We used the Mössbauer spectroscopy method to study the short-range order in Fe–Ga alloys with a Ga content from 3 to 25 at % subjected to quenching from the paramagnetic state or holding in the ferromagnetic state. The approximation of the Mössbauer spectra using set of subspectra allowed determining the proportions of Fe atoms in both main coordination with Ga atoms in the first CS (8 : 0, 7 : 1, 6 : 2, 5 : 3, and 4 : 4) and configurations corresponding to different numbers of Ga atoms in the second and third CSs of the absorbing Fe nuclei.
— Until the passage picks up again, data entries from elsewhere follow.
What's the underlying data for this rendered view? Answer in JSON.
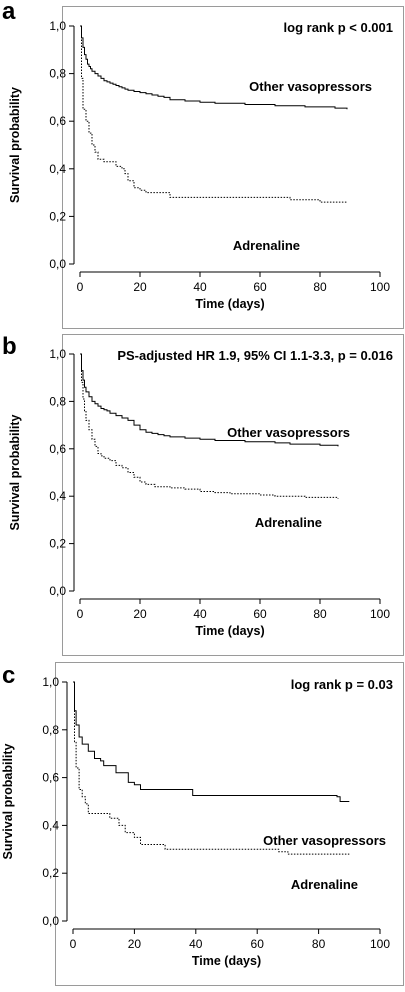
{
  "chart_data": [
    {
      "panel": "a",
      "type": "line",
      "xlabel": "Time (days)",
      "ylabel": "Survival probability",
      "xlim": [
        0,
        100
      ],
      "ylim": [
        0,
        1
      ],
      "xticks": [
        "0",
        "20",
        "40",
        "60",
        "80",
        "100"
      ],
      "yticks": [
        "0,0",
        "0,2",
        "0,4",
        "0,6",
        "0,8",
        "1,0"
      ],
      "annotation": "log rank p < 0.001",
      "grid": false,
      "series": [
        {
          "name": "Other vasopressors",
          "line_style": "solid",
          "x": [
            0,
            0.5,
            1,
            1.5,
            2,
            2.5,
            3,
            3.5,
            4,
            5,
            6,
            7,
            8,
            9,
            10,
            11,
            12,
            13,
            14,
            15,
            16,
            18,
            20,
            22,
            24,
            26,
            28,
            30,
            35,
            40,
            45,
            50,
            55,
            60,
            65,
            70,
            75,
            80,
            85,
            89
          ],
          "y": [
            1.0,
            0.95,
            0.91,
            0.88,
            0.86,
            0.84,
            0.83,
            0.82,
            0.81,
            0.8,
            0.79,
            0.78,
            0.77,
            0.765,
            0.76,
            0.755,
            0.75,
            0.745,
            0.74,
            0.735,
            0.73,
            0.725,
            0.72,
            0.715,
            0.71,
            0.705,
            0.7,
            0.69,
            0.685,
            0.68,
            0.675,
            0.675,
            0.67,
            0.67,
            0.665,
            0.665,
            0.66,
            0.66,
            0.655,
            0.65
          ]
        },
        {
          "name": "Adrenaline",
          "line_style": "dotted",
          "x": [
            0,
            0.5,
            1,
            2,
            3,
            4,
            5,
            6,
            8,
            10,
            12,
            14,
            15,
            16,
            18,
            20,
            22,
            25,
            30,
            40,
            50,
            60,
            70,
            80,
            89
          ],
          "y": [
            1.0,
            0.78,
            0.65,
            0.6,
            0.55,
            0.5,
            0.47,
            0.44,
            0.43,
            0.43,
            0.41,
            0.4,
            0.38,
            0.35,
            0.32,
            0.31,
            0.3,
            0.3,
            0.28,
            0.28,
            0.28,
            0.28,
            0.27,
            0.26,
            0.26
          ]
        }
      ]
    },
    {
      "panel": "b",
      "type": "line",
      "xlabel": "Time (days)",
      "ylabel": "Survival probability",
      "xlim": [
        0,
        100
      ],
      "ylim": [
        0,
        1
      ],
      "xticks": [
        "0",
        "20",
        "40",
        "60",
        "80",
        "100"
      ],
      "yticks": [
        "0,0",
        "0,2",
        "0,4",
        "0,6",
        "0,8",
        "1,0"
      ],
      "annotation": "PS-adjusted HR 1.9, 95% CI 1.1-3.3, p = 0.016",
      "grid": false,
      "series": [
        {
          "name": "Other vasopressors",
          "line_style": "solid",
          "x": [
            0,
            0.5,
            1,
            1.5,
            2,
            3,
            4,
            5,
            6,
            7,
            8,
            9,
            10,
            12,
            14,
            16,
            18,
            20,
            22,
            24,
            26,
            28,
            30,
            35,
            40,
            45,
            50,
            55,
            60,
            65,
            70,
            75,
            80,
            86
          ],
          "y": [
            1.0,
            0.93,
            0.89,
            0.86,
            0.84,
            0.82,
            0.8,
            0.79,
            0.78,
            0.77,
            0.765,
            0.76,
            0.75,
            0.74,
            0.73,
            0.72,
            0.7,
            0.68,
            0.67,
            0.665,
            0.66,
            0.655,
            0.65,
            0.645,
            0.64,
            0.635,
            0.635,
            0.63,
            0.63,
            0.625,
            0.62,
            0.62,
            0.615,
            0.61
          ]
        },
        {
          "name": "Adrenaline",
          "line_style": "dotted",
          "x": [
            0,
            0.5,
            1,
            1.5,
            2,
            3,
            4,
            5,
            6,
            7,
            8,
            10,
            12,
            14,
            16,
            18,
            20,
            22,
            25,
            30,
            35,
            40,
            45,
            50,
            55,
            60,
            65,
            70,
            75,
            80,
            86
          ],
          "y": [
            1.0,
            0.88,
            0.81,
            0.76,
            0.72,
            0.68,
            0.64,
            0.61,
            0.58,
            0.57,
            0.56,
            0.55,
            0.53,
            0.52,
            0.5,
            0.48,
            0.46,
            0.45,
            0.44,
            0.435,
            0.43,
            0.42,
            0.415,
            0.41,
            0.41,
            0.405,
            0.4,
            0.4,
            0.395,
            0.395,
            0.39
          ]
        }
      ]
    },
    {
      "panel": "c",
      "type": "line",
      "xlabel": "Time (days)",
      "ylabel": "Survival probability",
      "xlim": [
        0,
        100
      ],
      "ylim": [
        0,
        1
      ],
      "xticks": [
        "0",
        "20",
        "40",
        "60",
        "80",
        "100"
      ],
      "yticks": [
        "0,0",
        "0,2",
        "0,4",
        "0,6",
        "0,8",
        "1,0"
      ],
      "annotation": "log rank p = 0.03",
      "grid": false,
      "series": [
        {
          "name": "Other vasopressors",
          "line_style": "solid",
          "x": [
            0,
            0.5,
            1,
            2,
            3,
            5,
            7,
            9,
            10,
            12,
            14,
            18,
            20,
            22,
            25,
            30,
            39,
            45,
            50,
            60,
            70,
            80,
            86,
            87,
            90
          ],
          "y": [
            1.0,
            0.88,
            0.82,
            0.77,
            0.74,
            0.71,
            0.68,
            0.67,
            0.65,
            0.65,
            0.62,
            0.58,
            0.57,
            0.55,
            0.55,
            0.55,
            0.525,
            0.525,
            0.525,
            0.525,
            0.525,
            0.525,
            0.52,
            0.5,
            0.5
          ]
        },
        {
          "name": "Adrenaline",
          "line_style": "dotted",
          "x": [
            0,
            0.5,
            1,
            2,
            3,
            4,
            5,
            10,
            12,
            15,
            17,
            20,
            22,
            30,
            40,
            50,
            60,
            67,
            70,
            80,
            90
          ],
          "y": [
            1.0,
            0.75,
            0.64,
            0.55,
            0.52,
            0.49,
            0.45,
            0.45,
            0.43,
            0.4,
            0.37,
            0.35,
            0.32,
            0.3,
            0.3,
            0.3,
            0.3,
            0.29,
            0.28,
            0.28,
            0.28
          ]
        }
      ]
    }
  ]
}
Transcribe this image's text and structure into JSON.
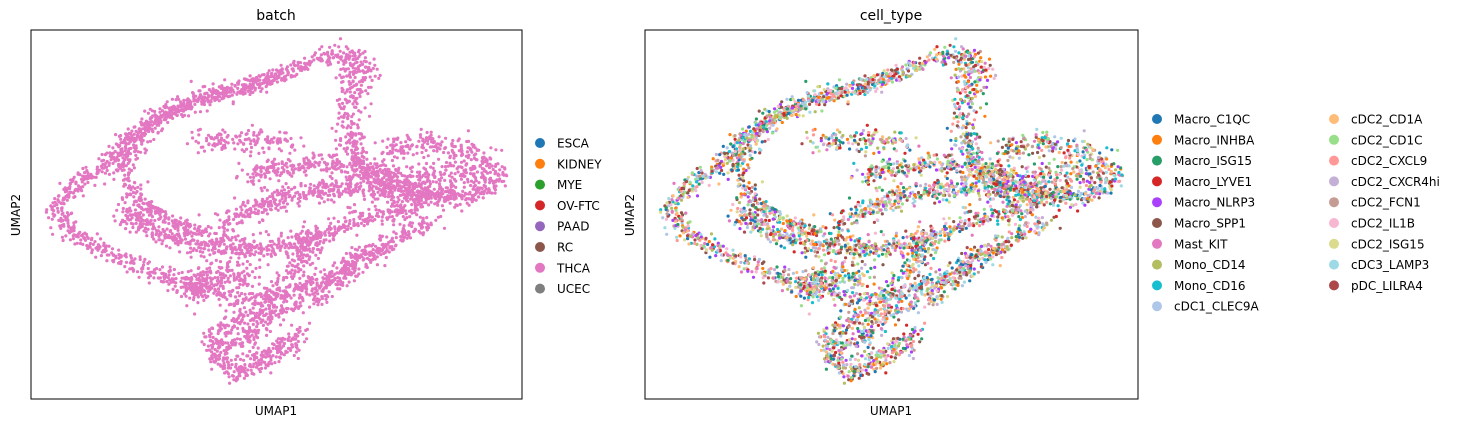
{
  "chart_data": [
    {
      "type": "scatter",
      "title": "batch",
      "xlabel": "UMAP1",
      "ylabel": "UMAP2",
      "xlim": [
        -6,
        10
      ],
      "ylim": [
        -6,
        8
      ],
      "grid": false,
      "legend_position": "right",
      "legend": [
        {
          "label": "ESCA",
          "color": "#1f77b4"
        },
        {
          "label": "KIDNEY",
          "color": "#ff7f0e"
        },
        {
          "label": "MYE",
          "color": "#2ca02c"
        },
        {
          "label": "OV-FTC",
          "color": "#d62728"
        },
        {
          "label": "PAAD",
          "color": "#9467bd"
        },
        {
          "label": "RC",
          "color": "#8c564b"
        },
        {
          "label": "THCA",
          "color": "#e377c2"
        },
        {
          "label": "UCEC",
          "color": "#7f7f7f"
        }
      ],
      "point_color": "#e377c2"
    },
    {
      "type": "scatter",
      "title": "cell_type",
      "xlabel": "UMAP1",
      "ylabel": "UMAP2",
      "xlim": [
        -6,
        10
      ],
      "ylim": [
        -6,
        8
      ],
      "grid": false,
      "legend_position": "right",
      "legend": [
        {
          "label": "Macro_C1QC",
          "color": "#1f77b4"
        },
        {
          "label": "Macro_INHBA",
          "color": "#ff7f0e"
        },
        {
          "label": "Macro_ISG15",
          "color": "#279e68"
        },
        {
          "label": "Macro_LYVE1",
          "color": "#d62728"
        },
        {
          "label": "Macro_NLRP3",
          "color": "#aa40fc"
        },
        {
          "label": "Macro_SPP1",
          "color": "#8c564b"
        },
        {
          "label": "Mast_KIT",
          "color": "#e377c2"
        },
        {
          "label": "Mono_CD14",
          "color": "#b5bd61"
        },
        {
          "label": "Mono_CD16",
          "color": "#17becf"
        },
        {
          "label": "cDC1_CLEC9A",
          "color": "#aec7e8"
        },
        {
          "label": "cDC2_CD1A",
          "color": "#ffbb78"
        },
        {
          "label": "cDC2_CD1C",
          "color": "#98df8a"
        },
        {
          "label": "cDC2_CXCL9",
          "color": "#ff9896"
        },
        {
          "label": "cDC2_CXCR4hi",
          "color": "#c5b0d5"
        },
        {
          "label": "cDC2_FCN1",
          "color": "#c49c94"
        },
        {
          "label": "cDC2_IL1B",
          "color": "#f7b6d2"
        },
        {
          "label": "cDC2_ISG15",
          "color": "#dbdb8d"
        },
        {
          "label": "cDC3_LAMP3",
          "color": "#9edae5"
        },
        {
          "label": "pDC_LILRA4",
          "color": "#ad494a"
        }
      ]
    }
  ]
}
We showed that in the region of solid solution (α‑phase, 3‒17 at % Ga), the short-range order is almost independent of the heat-treatment conditions and is characterized by the presence of pairs of Ga atoms in the position of second neighbors for each other. The effect of the heat treatments of the specimens (quenching or annealing) on the character of local ordering of gallium atoms appears beginning with 17 at % Ga; the portion of B2-type clusters after quenching turns out to be substantially higher than that after annealing, and there appears a considerable portion of coordination 4 : 4 typical only of the D0₃ phase. At Ga concentrations of 21 and 25 at %, the amount of regions of the D0₃ phase increases as the gallium content grows and as a result of annealing in the ferromagnetic state. After annealing of the alloy specimen containing 25 at % Ga, the D0₃ long-range order is established.